Дамарис задумалась над словами мальчика, стараясь сделать на их основе вывод о том, какие отношения связывают Николя и его спутников. Она время от времени оценивающе поглядывала то на Мару, то на Николя безо всякого стеснения и, наконец, пришла к заключению, которым тут же и поделилась с остальными:

— Она слишком хорошенькая, чтобы быть вашей женой. Она ваша любовница?

Джэми поперхнулась, закашлялась и стала судорожно глотать воздух ртом, чем отвлекла внимание Пэдди. Mapa почувствовала, как против собственной воли постыдно краснеет. Слова девушки неожиданно для нее самой задели Мару. Николя поджал губы и ледяным тоном сказал:

— Немедленно принесите леди свои извинения, Дамарис.

— Простите меня, мадемуазель.
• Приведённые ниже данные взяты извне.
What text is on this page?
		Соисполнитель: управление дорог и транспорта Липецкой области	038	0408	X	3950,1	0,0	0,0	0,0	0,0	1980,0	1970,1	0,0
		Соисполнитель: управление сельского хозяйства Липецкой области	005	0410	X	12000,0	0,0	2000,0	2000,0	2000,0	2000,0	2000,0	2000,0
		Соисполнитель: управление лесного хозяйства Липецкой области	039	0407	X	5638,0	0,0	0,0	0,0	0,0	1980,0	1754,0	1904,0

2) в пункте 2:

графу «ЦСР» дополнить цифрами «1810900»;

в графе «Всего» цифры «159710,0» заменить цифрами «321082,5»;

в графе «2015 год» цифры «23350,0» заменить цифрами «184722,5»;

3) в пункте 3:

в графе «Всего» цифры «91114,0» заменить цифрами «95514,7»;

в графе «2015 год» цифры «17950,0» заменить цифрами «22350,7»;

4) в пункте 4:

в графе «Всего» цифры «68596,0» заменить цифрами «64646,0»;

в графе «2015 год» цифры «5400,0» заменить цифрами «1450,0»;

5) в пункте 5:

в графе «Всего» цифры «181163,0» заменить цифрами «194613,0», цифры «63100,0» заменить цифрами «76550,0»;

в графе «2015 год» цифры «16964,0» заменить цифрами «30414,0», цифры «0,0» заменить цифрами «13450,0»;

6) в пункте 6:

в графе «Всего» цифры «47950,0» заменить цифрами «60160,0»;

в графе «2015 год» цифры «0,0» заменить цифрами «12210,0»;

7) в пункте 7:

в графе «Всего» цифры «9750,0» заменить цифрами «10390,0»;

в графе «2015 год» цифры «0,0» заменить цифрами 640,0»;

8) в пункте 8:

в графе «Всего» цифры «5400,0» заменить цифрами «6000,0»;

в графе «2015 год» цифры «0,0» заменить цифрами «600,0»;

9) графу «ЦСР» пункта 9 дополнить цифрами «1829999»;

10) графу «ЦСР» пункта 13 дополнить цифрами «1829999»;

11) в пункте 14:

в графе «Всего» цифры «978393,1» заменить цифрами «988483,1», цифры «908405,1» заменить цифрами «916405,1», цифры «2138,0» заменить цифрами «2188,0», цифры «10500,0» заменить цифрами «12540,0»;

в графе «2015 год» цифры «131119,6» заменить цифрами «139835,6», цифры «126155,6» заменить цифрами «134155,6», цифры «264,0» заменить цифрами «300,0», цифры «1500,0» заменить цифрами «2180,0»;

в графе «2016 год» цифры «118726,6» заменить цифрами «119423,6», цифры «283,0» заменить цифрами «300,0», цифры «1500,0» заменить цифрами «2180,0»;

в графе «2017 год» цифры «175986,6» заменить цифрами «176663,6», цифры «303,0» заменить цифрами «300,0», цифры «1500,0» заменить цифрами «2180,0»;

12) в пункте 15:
Я не хотела оскорбить вас. — Она послушно выполнила приказ Николя, тем более что действительно не имела ничего дурного на уме и сама же расстроилась от собственной бестактности.

— Я знаю. — Mapa заставила себя улыбнуться, но улыбка у нее получилась грустной. — Дело в том, что люди, как правило, не любят слышать о себе правду. Поэтому свое мнение в обществе принято держать при себе. Запомните это на будущее, — посоветовала она девушке.

По мере того как они приближались к дому, Николя невольно ускорил шаг. Пэдди и Джэми, которым было труднее поспеть за ним, чем остальным, изо всех сил старались не отстать. У Мары, воодушевленной мыслью о предстоящем свидании Николя с родственниками, открылось второе дыхание.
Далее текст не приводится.